Vor allem Senioren brauchen besseren ÖPNV
Die Notwendigkeit eines solchen innerstädtischen Nahverkehrs hat Priller in den vergangenen Monaten ermittelt. Vor allem Senioren würden sich nach einer solchen Transportmöglichkeit sehnen. Nicht nur von Parsberg und Wachlehen aus, sondern auch von Schweinthal und der Von-Vollmar-Straße aus sei die Innenstadt für Senioren mangels ÖPNV-Anbindung sonst nur mit dem Taxi zu erreichen. Die Gutscheine für das sogenannte Hoibe-Hoibe-Taxi seien da schnell aufgebraucht. „Und wer sich von Parsberg aus welche kaufen will, zahlt erst mal zwölf Euro für die Fahrt zum Rathaus“, schilderte Priller das Dilemma.
Von den drei von ihr untersuchten Stadtbus-Versionen habe sich ein über die Sozialstiftung mitfinanzierter Fünf- bis Siebensitzer, der von ehrenamtlichen Fahrern gelenkt wird, als am besten herausgestellt. Wie beim Waakirchner Ortsbus, den Priller als Variante zwei vorstellte, sollte der Bus idealerweise im Stundentakt durch Miesbach kreiseln und dabei auch das Krankenhaus Agatharied als möglichen Umsteigeort zum ebenfalls in Arbeit befindlichen Haushamer Angebot anfahren. Anders als in Waakirchen würde Priller in der Kreisstadt aber vorerst nur mit zwei statt mit sechs Tagen pro Woche starten, bis sich ausreichend Fahrer gefunden haben. Eine erste Abfrage bei „Neurentnern“ habe durchaus Interesse ergeben und auch mit der Nachbarschaftshilfe sei man im Gespräch, betonte Priller. Wegen der für Senioren eher umständlichen Buchungsnotwendigkeit hielt sie einen von einem externen Betreiber bedienten Rufbus à la Hoki in Holzkirchen für weniger sinnvoll, fügte Priller hinzu.

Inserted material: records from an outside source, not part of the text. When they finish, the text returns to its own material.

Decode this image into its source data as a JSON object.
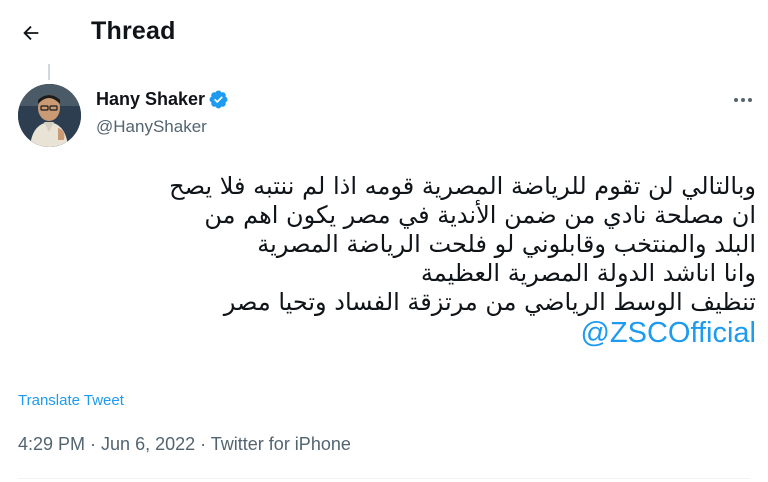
{
  "header": {
    "title": "Thread"
  },
  "tweet": {
    "author_name": "Hany Shaker",
    "author_handle": "@HanyShaker",
    "verified": true,
    "lines": [
      "وبالتالي لن تقوم للرياضة المصرية قومه اذا لم ننتبه  فلا يصح",
      "ان مصلحة نادي من ضمن الأندية في مصر يكون اهم من",
      "البلد والمنتخب وقابلوني لو فلحت الرياضة المصرية",
      "وانا اناشد الدولة  المصرية العظيمة",
      "تنظيف الوسط الرياضي من مرتزقة الفساد وتحيا مصر"
    ],
    "mention": "@ZSCOfficial",
    "translate_label": "Translate Tweet",
    "time": "4:29 PM",
    "date": "Jun 6, 2022",
    "source": "Twitter for iPhone",
    "separator": " · "
  },
  "icons": {
    "back": "arrow-left-icon",
    "verified": "verified-badge-icon",
    "more": "more-horizontal-icon"
  },
  "colors": {
    "accent": "#1d9bf0",
    "text": "#0f1419",
    "secondary": "#536471"
  }
}
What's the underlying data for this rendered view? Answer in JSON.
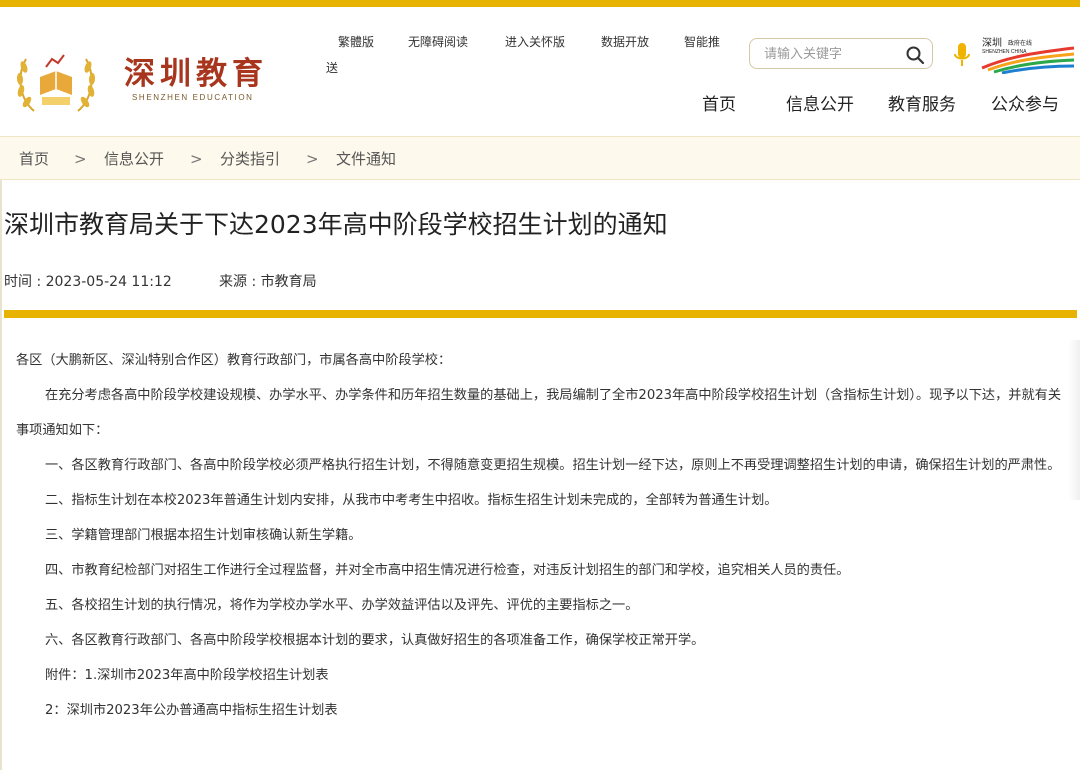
{
  "header": {
    "logo_cn": "深圳教育",
    "logo_en": "SHENZHEN EDUCATION",
    "utility_links": [
      "繁體版",
      "无障碍阅读",
      "进入关怀版",
      "数据开放",
      "智能推",
      "送"
    ],
    "search_placeholder": "请输入关键字",
    "nav": [
      "首页",
      "信息公开",
      "教育服务",
      "公众参与"
    ]
  },
  "breadcrumb": {
    "items": [
      "首页",
      "信息公开",
      "分类指引",
      "文件通知"
    ],
    "separator": ">"
  },
  "article": {
    "title": "深圳市教育局关于下达2023年高中阶段学校招生计划的通知",
    "time": "时间 : 2023-05-24 11:12",
    "source": "来源 : 市教育局",
    "paragraphs": [
      "各区（大鹏新区、深汕特别合作区）教育行政部门，市属各高中阶段学校：",
      "在充分考虑各高中阶段学校建设规模、办学水平、办学条件和历年招生数量的基础上，我局编制了全市2023年高中阶段学校招生计划（含指标生计划）。现予以下达，并就有关事项通知如下：",
      "一、各区教育行政部门、各高中阶段学校必须严格执行招生计划，不得随意变更招生规模。招生计划一经下达，原则上不再受理调整招生计划的申请，确保招生计划的严肃性。",
      "二、指标生计划在本校2023年普通生计划内安排，从我市中考考生中招收。指标生招生计划未完成的，全部转为普通生计划。",
      "三、学籍管理部门根据本招生计划审核确认新生学籍。",
      "四、市教育纪检部门对招生工作进行全过程监督，并对全市高中招生情况进行检查，对违反计划招生的部门和学校，追究相关人员的责任。",
      "五、各校招生计划的执行情况，将作为学校办学水平、办学效益评估以及评先、评优的主要指标之一。",
      "六、各区教育行政部门、各高中阶段学校根据本计划的要求，认真做好招生的各项准备工作，确保学校正常开学。",
      "附件：1.深圳市2023年高中阶段学校招生计划表",
      "2：深圳市2023年公办普通高中指标生招生计划表"
    ]
  },
  "colors": {
    "accent": "#e8b200",
    "logo_red": "#a8361e",
    "breadcrumb_bg": "#fdf9ec"
  }
}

Vorbild Hoki? Miesbach setzt wohl eher aufs Ehrenamt
Paul Fertl (SPD) sah hingegen genau diese Flexibilität als Stärke des Hoki. 38 000 Fahrgäste alleine im ersten Halbjahr 2025 würden eine klare Sprache sprechen. „Die Miesbacher sind nicht weniger technikaffin als die Holzkirchner“, sagte Fertl zur Buchung per Anruf oder App. Überhaupt habe die SPD den Hoki und seine Übertragbarkeit auf Miesbach eingehend untersucht und dazu auch einen Antrag für die nächste Stadtratssitzung gestellt. „Er steht bereits auf der Tagesordnung“, versicherte Braunmiller.
Markus Seemüller (FL) plädierte hingegen für ehrenamtliche Fahrer, nach denen die Stadt bereits jetzt suchen sollte. „Der Hoki kostet ein Heidengeld.“ Michael Lechner (FL) war auch ein fester Fahrplan lieber. „Wir brauchen auf jeden Fall ein maßgeschneidertes Modell für Miesbach, denn der Bedarf ist da.“ Zudem sollte man sich eng mit dem Landkreis abstimmen, da der ÖPNV eigentlich nicht Aufgabe der Stadt sei.

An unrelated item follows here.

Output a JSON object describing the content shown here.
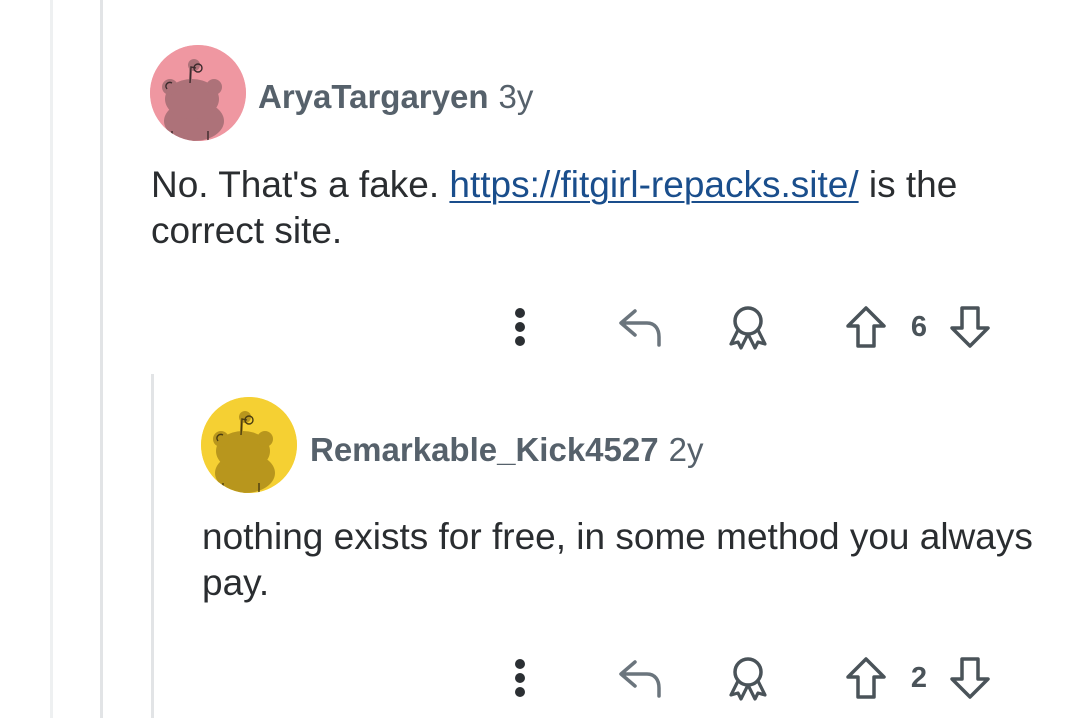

Als „Fan“ eines Stadtbusses bezeichnete sich Vize-Bürgermeisterin Astrid Güldner (Grüne). „Das war schon immer ein Herzensprojekt von mir“, outete sie sich und bat Braunmiller und Priller um eine enge Einbindung des Stadtrats, vielleicht sogar in Form eines Arbeitskreises. Alfred Mittermeier (CSU) wollte derweil erstmal den Kreistagsbeschluss zum Mobilitätskonzept und das Gespräch zwischen Stadt und Landratsamt abwarten. „Vielleicht gibt es dann ja auch neue Haltestellen.“
Einigkeit herrschte im Finanzausschuss aber über einen positiven Grundsatzbeschluss für einen Zuschuss aus der Sozialstiftung. Vorzeitige Starthilfe für den Stadtbus, gewissermaßen.